Cast: Sushmita Sen, Randeep Hooda, Naomi Campbell, Drena DiNiro, Rati Agnihotri, Deepal Shaw
Director: Manish Gupta
This film garnered all the hype when it was in under production because this was Sushmita’s first attempt to go international. It’s an Indian film in English with some of the popular names from Hollywood. Therefore – the hype. It also had an exotic name Karma aur Holi. The exotic starcast, the effervescent Sushmita Sen, Naomi Campbell, Suchitra Krishnamoorthy, Drena DiNiro etc.
This film desperately wanted to fall into the category of Fire, Monsoon Wedding, Bend It Like Beckham, Bride and Prejudice etc. But what fails?
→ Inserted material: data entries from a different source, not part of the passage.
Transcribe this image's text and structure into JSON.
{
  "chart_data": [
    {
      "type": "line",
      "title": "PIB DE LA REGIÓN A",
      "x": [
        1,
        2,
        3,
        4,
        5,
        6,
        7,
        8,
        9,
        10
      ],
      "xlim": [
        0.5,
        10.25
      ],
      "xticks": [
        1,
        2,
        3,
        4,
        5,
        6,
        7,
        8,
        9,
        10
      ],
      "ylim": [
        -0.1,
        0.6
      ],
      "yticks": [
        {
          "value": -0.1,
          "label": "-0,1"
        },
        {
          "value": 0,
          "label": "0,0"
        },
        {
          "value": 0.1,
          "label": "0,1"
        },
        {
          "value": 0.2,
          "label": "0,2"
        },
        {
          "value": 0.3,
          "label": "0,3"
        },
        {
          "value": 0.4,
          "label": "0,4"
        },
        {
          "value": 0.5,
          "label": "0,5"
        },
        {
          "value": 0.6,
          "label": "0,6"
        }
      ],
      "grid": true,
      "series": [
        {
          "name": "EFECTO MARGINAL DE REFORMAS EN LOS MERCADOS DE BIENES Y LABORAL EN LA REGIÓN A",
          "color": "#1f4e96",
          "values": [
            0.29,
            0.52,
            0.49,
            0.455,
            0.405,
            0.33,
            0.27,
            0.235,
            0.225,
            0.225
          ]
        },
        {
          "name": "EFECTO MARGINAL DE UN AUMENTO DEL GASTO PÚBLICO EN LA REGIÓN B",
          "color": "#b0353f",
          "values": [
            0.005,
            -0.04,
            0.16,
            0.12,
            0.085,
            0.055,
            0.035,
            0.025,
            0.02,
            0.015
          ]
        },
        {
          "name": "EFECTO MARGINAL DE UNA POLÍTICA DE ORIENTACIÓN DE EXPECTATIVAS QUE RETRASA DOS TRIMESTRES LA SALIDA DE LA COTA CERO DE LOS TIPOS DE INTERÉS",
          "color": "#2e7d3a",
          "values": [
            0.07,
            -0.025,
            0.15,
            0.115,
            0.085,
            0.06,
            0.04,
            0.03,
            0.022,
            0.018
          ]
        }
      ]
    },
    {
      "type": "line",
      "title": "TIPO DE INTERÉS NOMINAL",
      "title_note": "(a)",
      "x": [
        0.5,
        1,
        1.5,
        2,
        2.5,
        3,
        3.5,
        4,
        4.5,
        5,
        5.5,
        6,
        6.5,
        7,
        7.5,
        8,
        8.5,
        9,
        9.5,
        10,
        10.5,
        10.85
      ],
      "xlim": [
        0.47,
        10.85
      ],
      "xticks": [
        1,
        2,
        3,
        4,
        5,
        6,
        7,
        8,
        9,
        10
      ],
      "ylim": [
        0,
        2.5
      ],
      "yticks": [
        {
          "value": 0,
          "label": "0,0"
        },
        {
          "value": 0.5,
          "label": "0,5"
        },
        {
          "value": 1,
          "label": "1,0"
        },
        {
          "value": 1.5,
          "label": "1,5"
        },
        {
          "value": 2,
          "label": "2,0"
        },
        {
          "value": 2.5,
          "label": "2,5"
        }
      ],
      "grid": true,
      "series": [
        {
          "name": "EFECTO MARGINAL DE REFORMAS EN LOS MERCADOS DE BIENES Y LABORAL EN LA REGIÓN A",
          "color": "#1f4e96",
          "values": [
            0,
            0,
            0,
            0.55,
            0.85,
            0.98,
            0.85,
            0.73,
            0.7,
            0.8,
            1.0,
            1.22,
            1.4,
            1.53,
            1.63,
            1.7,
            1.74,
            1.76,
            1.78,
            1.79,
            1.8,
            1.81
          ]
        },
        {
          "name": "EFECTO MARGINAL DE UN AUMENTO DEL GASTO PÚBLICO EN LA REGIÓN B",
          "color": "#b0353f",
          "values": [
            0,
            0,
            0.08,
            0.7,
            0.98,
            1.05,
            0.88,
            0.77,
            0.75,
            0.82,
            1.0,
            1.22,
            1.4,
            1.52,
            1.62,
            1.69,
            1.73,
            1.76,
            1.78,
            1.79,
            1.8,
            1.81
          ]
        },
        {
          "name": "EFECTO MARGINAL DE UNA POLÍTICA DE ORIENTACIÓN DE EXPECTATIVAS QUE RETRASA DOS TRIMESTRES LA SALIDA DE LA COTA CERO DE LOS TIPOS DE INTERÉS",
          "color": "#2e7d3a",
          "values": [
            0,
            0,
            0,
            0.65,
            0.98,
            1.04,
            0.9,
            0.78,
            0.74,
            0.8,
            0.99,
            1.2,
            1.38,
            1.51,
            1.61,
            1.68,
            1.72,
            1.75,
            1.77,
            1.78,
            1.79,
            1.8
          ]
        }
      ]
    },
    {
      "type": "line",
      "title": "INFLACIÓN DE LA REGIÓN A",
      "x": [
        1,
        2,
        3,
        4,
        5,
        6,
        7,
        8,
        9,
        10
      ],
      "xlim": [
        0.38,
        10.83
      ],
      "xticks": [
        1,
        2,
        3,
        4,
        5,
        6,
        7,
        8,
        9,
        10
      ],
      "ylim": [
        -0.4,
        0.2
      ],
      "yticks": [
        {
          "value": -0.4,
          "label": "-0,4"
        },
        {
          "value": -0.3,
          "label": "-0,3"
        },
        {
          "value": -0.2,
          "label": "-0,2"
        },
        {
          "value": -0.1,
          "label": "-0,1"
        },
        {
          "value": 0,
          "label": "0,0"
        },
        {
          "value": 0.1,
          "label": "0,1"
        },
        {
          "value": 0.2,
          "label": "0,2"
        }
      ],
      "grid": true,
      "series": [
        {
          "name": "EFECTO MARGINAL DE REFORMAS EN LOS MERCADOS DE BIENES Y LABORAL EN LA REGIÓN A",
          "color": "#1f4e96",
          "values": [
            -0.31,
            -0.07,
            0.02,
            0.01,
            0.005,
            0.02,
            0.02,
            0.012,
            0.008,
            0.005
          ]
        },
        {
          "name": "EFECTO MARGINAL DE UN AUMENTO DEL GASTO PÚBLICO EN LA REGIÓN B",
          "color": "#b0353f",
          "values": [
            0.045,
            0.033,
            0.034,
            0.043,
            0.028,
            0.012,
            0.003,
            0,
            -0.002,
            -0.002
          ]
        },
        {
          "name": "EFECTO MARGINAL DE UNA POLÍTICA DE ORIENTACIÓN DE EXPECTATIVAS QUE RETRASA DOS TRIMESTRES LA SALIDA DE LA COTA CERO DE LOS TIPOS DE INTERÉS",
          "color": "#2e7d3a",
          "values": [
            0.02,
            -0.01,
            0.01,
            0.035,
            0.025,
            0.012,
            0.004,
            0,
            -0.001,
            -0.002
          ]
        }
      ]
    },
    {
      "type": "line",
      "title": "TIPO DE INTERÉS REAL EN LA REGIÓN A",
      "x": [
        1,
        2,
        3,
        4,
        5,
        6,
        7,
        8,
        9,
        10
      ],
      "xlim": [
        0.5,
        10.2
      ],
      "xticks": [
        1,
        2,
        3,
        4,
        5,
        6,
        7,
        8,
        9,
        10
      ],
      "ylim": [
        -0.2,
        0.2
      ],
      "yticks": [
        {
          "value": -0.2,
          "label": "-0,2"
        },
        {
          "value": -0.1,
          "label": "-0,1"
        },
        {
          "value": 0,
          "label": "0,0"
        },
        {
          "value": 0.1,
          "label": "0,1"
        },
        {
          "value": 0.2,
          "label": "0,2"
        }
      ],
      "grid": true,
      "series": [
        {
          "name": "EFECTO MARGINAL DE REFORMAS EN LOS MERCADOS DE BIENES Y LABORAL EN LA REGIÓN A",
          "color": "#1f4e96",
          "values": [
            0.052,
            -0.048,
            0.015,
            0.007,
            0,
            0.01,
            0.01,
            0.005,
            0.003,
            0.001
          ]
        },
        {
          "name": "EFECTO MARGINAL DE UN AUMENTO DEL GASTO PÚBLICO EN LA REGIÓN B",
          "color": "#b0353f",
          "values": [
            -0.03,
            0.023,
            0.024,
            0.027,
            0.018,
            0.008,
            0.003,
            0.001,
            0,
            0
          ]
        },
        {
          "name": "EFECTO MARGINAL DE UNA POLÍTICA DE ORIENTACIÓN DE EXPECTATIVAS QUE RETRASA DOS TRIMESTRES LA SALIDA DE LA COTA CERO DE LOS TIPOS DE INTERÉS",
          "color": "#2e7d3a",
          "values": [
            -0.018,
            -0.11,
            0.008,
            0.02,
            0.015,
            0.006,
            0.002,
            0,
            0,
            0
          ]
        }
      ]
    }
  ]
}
The story is simple – Meera (Sushmita Sen), a financial consultant at Wallstreet cum Yoga teacher is the wife of a magazine editor Dev (Randeep). Mira has one problem – she has been trying for long but she couldn’t conceive a child. Dev has a problem – his magazine Indian Voice is sinking and he needs a loan to save it out. They invite close friends and relatives over for Holi celebrations and all of the tipsy partygoers in some way or the other get involved in each others’ lives and in the strange turn of events they end up to confessing their innermost secrets that have never been revealed.
Well… this much sounds interesting… doesn’t it? But it doesn’t turn out to be so. The story goes well in the first half when there are so many characters to establish, so many stories to begin and take them to that one peak. One would expect some bizarre secrets about these characters that they had not even imagined and how those bizarre secrets would change their life after the confessions.
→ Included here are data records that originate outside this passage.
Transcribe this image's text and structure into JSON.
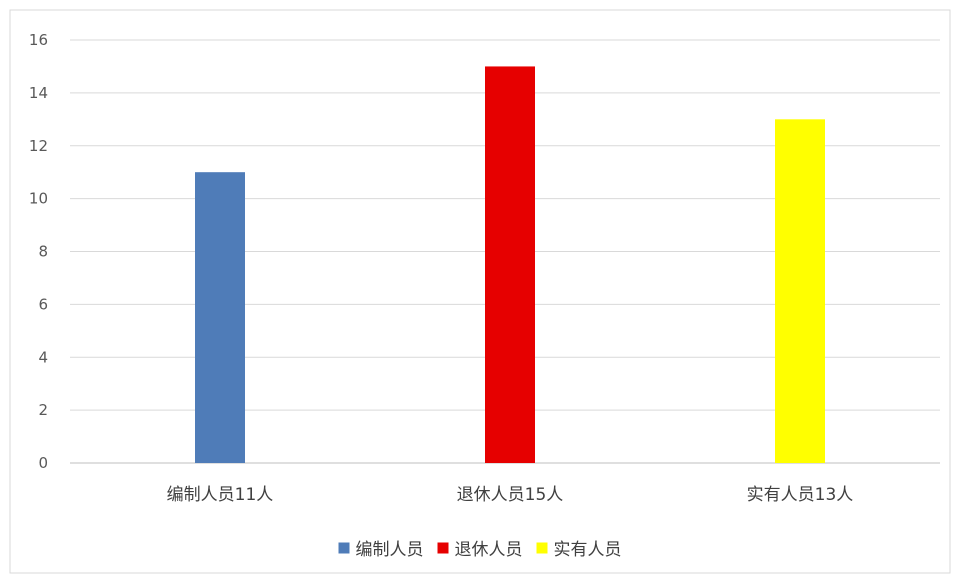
{
  "chart_data": {
    "type": "bar",
    "categories": [
      "编制人员11人",
      "退休人员15人",
      "实有人员13人"
    ],
    "values": [
      11,
      15,
      13
    ],
    "colors": [
      "#4f7cb8",
      "#e60000",
      "#ffff00"
    ],
    "ylim": [
      0,
      16
    ],
    "yticks": [
      0,
      2,
      4,
      6,
      8,
      10,
      12,
      14,
      16
    ],
    "grid": true,
    "legend_position": "bottom",
    "legend": [
      {
        "label": "编制人员",
        "color": "#4f7cb8"
      },
      {
        "label": "退休人员",
        "color": "#e60000"
      },
      {
        "label": "实有人员",
        "color": "#ffff00"
      }
    ]
  }
}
Unfortunately the director ends up revealing things that we as viewers already knew but characters as a part of the plot did not know. What happens? The suspense is built and when the time comes for an explosion all we hear is dim fart!
The simple confessions that the characters make bring a change in their life the next morning as Holi celebrations begin and everyone has a reason to forget about their problems and enjoy life.
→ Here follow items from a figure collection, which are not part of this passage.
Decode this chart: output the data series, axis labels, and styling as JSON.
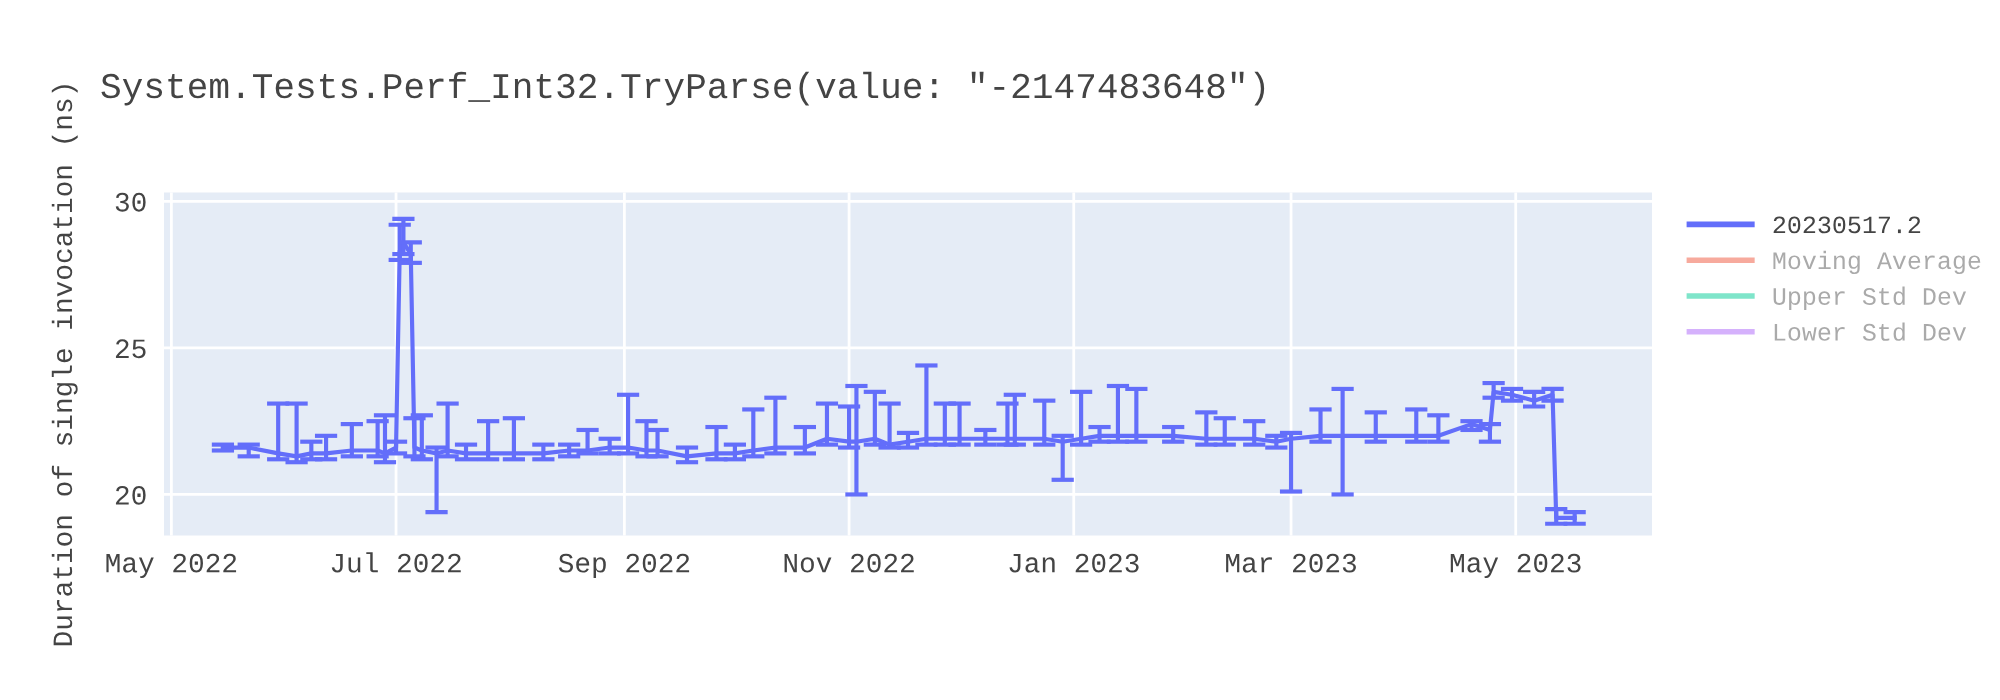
{
  "chart_data": {
    "type": "line",
    "title": "System.Tests.Perf_Int32.TryParse(value: \"-2147483648\")",
    "ylabel": "Duration of single invocation (ns)",
    "x": [
      "2022-05-15",
      "2022-05-22",
      "2022-05-30",
      "2022-06-04",
      "2022-06-08",
      "2022-06-12",
      "2022-06-19",
      "2022-06-26",
      "2022-06-28",
      "2022-07-01",
      "2022-07-02",
      "2022-07-03",
      "2022-07-05",
      "2022-07-06",
      "2022-07-08",
      "2022-07-12",
      "2022-07-15",
      "2022-07-20",
      "2022-07-26",
      "2022-08-02",
      "2022-08-10",
      "2022-08-17",
      "2022-08-22",
      "2022-08-28",
      "2022-09-02",
      "2022-09-07",
      "2022-09-10",
      "2022-09-18",
      "2022-09-26",
      "2022-10-01",
      "2022-10-06",
      "2022-10-12",
      "2022-10-20",
      "2022-10-26",
      "2022-11-01",
      "2022-11-03",
      "2022-11-08",
      "2022-11-12",
      "2022-11-17",
      "2022-11-22",
      "2022-11-27",
      "2022-12-01",
      "2022-12-08",
      "2022-12-14",
      "2022-12-16",
      "2022-12-24",
      "2022-12-29",
      "2023-01-03",
      "2023-01-08",
      "2023-01-13",
      "2023-01-18",
      "2023-01-28",
      "2023-02-06",
      "2023-02-11",
      "2023-02-19",
      "2023-02-25",
      "2023-03-01",
      "2023-03-09",
      "2023-03-15",
      "2023-03-24",
      "2023-04-04",
      "2023-04-10",
      "2023-04-19",
      "2023-04-24",
      "2023-04-25",
      "2023-04-30",
      "2023-05-06",
      "2023-05-11",
      "2023-05-12",
      "2023-05-17"
    ],
    "series": [
      {
        "name": "20230517.2",
        "color": "#636efa",
        "values": [
          21.6,
          21.6,
          21.4,
          21.3,
          21.4,
          21.4,
          21.5,
          21.5,
          21.4,
          21.6,
          28.3,
          28.6,
          28.2,
          21.6,
          21.5,
          21.4,
          21.5,
          21.4,
          21.4,
          21.4,
          21.4,
          21.5,
          21.5,
          21.6,
          21.6,
          21.5,
          21.5,
          21.3,
          21.4,
          21.4,
          21.5,
          21.6,
          21.6,
          21.9,
          21.8,
          21.8,
          21.9,
          21.7,
          21.8,
          21.9,
          21.9,
          21.9,
          21.9,
          21.9,
          21.9,
          21.9,
          21.8,
          21.9,
          22.0,
          22.0,
          22.0,
          22.0,
          21.9,
          21.9,
          21.9,
          21.8,
          21.9,
          22.0,
          22.0,
          22.0,
          22.0,
          22.0,
          22.4,
          22.2,
          23.5,
          23.4,
          23.2,
          23.4,
          19.2,
          19.2
        ],
        "errors": [
          [
            21.5,
            21.7
          ],
          [
            21.3,
            21.7
          ],
          [
            21.2,
            23.1
          ],
          [
            21.1,
            23.1
          ],
          [
            21.2,
            21.8
          ],
          [
            21.2,
            22.0
          ],
          [
            21.3,
            22.4
          ],
          [
            21.3,
            22.5
          ],
          [
            21.1,
            22.7
          ],
          [
            21.4,
            21.8
          ],
          [
            28.0,
            29.2
          ],
          [
            28.2,
            29.4
          ],
          [
            27.9,
            28.6
          ],
          [
            21.3,
            22.6
          ],
          [
            21.2,
            22.7
          ],
          [
            19.4,
            21.6
          ],
          [
            21.3,
            23.1
          ],
          [
            21.2,
            21.7
          ],
          [
            21.2,
            22.5
          ],
          [
            21.2,
            22.6
          ],
          [
            21.2,
            21.7
          ],
          [
            21.3,
            21.7
          ],
          [
            21.4,
            22.2
          ],
          [
            21.4,
            21.9
          ],
          [
            21.4,
            23.4
          ],
          [
            21.3,
            22.5
          ],
          [
            21.3,
            22.2
          ],
          [
            21.1,
            21.6
          ],
          [
            21.2,
            22.3
          ],
          [
            21.2,
            21.7
          ],
          [
            21.3,
            22.9
          ],
          [
            21.4,
            23.3
          ],
          [
            21.4,
            22.3
          ],
          [
            21.7,
            23.1
          ],
          [
            21.6,
            23.0
          ],
          [
            20.0,
            23.7
          ],
          [
            21.7,
            23.5
          ],
          [
            21.6,
            23.1
          ],
          [
            21.6,
            22.1
          ],
          [
            21.7,
            24.4
          ],
          [
            21.7,
            23.1
          ],
          [
            21.7,
            23.1
          ],
          [
            21.7,
            22.2
          ],
          [
            21.7,
            23.1
          ],
          [
            21.7,
            23.4
          ],
          [
            21.7,
            23.2
          ],
          [
            20.5,
            22.0
          ],
          [
            21.7,
            23.5
          ],
          [
            21.8,
            22.3
          ],
          [
            21.8,
            23.7
          ],
          [
            21.8,
            23.6
          ],
          [
            21.8,
            22.3
          ],
          [
            21.7,
            22.8
          ],
          [
            21.7,
            22.6
          ],
          [
            21.7,
            22.5
          ],
          [
            21.6,
            22.0
          ],
          [
            20.1,
            22.1
          ],
          [
            21.8,
            22.9
          ],
          [
            20.0,
            23.6
          ],
          [
            21.8,
            22.8
          ],
          [
            21.8,
            22.9
          ],
          [
            21.8,
            22.7
          ],
          [
            22.2,
            22.5
          ],
          [
            21.8,
            22.4
          ],
          [
            23.3,
            23.8
          ],
          [
            23.2,
            23.6
          ],
          [
            23.0,
            23.5
          ],
          [
            23.2,
            23.6
          ],
          [
            19.0,
            19.5
          ],
          [
            19.0,
            19.4
          ]
        ]
      },
      {
        "name": "Moving Average",
        "color": "#ef553b",
        "values": [
          null,
          null,
          null,
          null,
          null,
          null,
          null,
          null,
          null,
          null,
          null,
          null,
          null,
          null,
          null,
          null,
          null,
          null,
          null,
          null,
          null,
          null,
          null,
          null,
          null,
          null,
          null,
          null,
          null,
          null,
          null,
          null,
          null,
          null,
          null,
          null,
          null,
          null,
          null,
          null,
          null,
          null,
          null,
          null,
          null,
          null,
          null,
          null,
          null,
          null,
          null,
          null,
          null,
          null,
          null,
          null,
          null,
          null,
          null,
          null,
          null,
          null,
          null,
          null,
          null,
          null,
          null,
          null,
          null,
          null
        ]
      },
      {
        "name": "Upper Std Dev",
        "color": "#00cc96",
        "values": [
          null,
          null,
          null,
          null,
          null,
          null,
          null,
          null,
          null,
          null,
          null,
          null,
          null,
          null,
          null,
          null,
          null,
          null,
          null,
          null,
          null,
          null,
          null,
          null,
          null,
          null,
          null,
          null,
          null,
          null,
          null,
          null,
          null,
          null,
          null,
          null,
          null,
          null,
          null,
          null,
          null,
          null,
          null,
          null,
          null,
          null,
          null,
          null,
          null,
          null,
          null,
          null,
          null,
          null,
          null,
          null,
          null,
          null,
          null,
          null,
          null,
          null,
          null,
          null,
          null,
          null,
          null,
          null,
          null,
          null
        ]
      },
      {
        "name": "Lower Std Dev",
        "color": "#ab63fa",
        "values": [
          null,
          null,
          null,
          null,
          null,
          null,
          null,
          null,
          null,
          null,
          null,
          null,
          null,
          null,
          null,
          null,
          null,
          null,
          null,
          null,
          null,
          null,
          null,
          null,
          null,
          null,
          null,
          null,
          null,
          null,
          null,
          null,
          null,
          null,
          null,
          null,
          null,
          null,
          null,
          null,
          null,
          null,
          null,
          null,
          null,
          null,
          null,
          null,
          null,
          null,
          null,
          null,
          null,
          null,
          null,
          null,
          null,
          null,
          null,
          null,
          null,
          null,
          null,
          null,
          null,
          null,
          null,
          null,
          null,
          null
        ]
      }
    ],
    "xlim": [
      "2022-04-29",
      "2023-06-07"
    ],
    "xticks": [
      {
        "value": "2022-05-01",
        "label": "May 2022"
      },
      {
        "value": "2022-07-01",
        "label": "Jul 2022"
      },
      {
        "value": "2022-09-01",
        "label": "Sep 2022"
      },
      {
        "value": "2022-11-01",
        "label": "Nov 2022"
      },
      {
        "value": "2023-01-01",
        "label": "Jan 2023"
      },
      {
        "value": "2023-03-01",
        "label": "Mar 2023"
      },
      {
        "value": "2023-05-01",
        "label": "May 2023"
      }
    ],
    "ylim": [
      18.6,
      30.3
    ],
    "yticks": [
      20,
      25,
      30
    ],
    "grid": true,
    "legend": "right",
    "marker": "none",
    "line_style": "solid"
  }
}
There was so much scope for adding drama to the human emotions, depicting their entangled relationships and mindsets. There was only a trailer of all these but no drama. Result, the dish could that could have tasted good with all the ingredients, idea, garnish and name turned out to be BLAND.
Its classic case of bad plot development and bad writing spoiling the good characterization. Sushmita Sen does justice to her role, thankfully doesn’t put up a fake accent. Randeep Hooda is OK. Naomi Campbell is a terrible actress and so is Deepal Shaw. Suchitra Krishnamoorty was good but her character needed some more depth. The director plainly could not extract performances out of the actors.
Go for it if you had missed Sushmita Sen on screen otherwise you can give it a miss!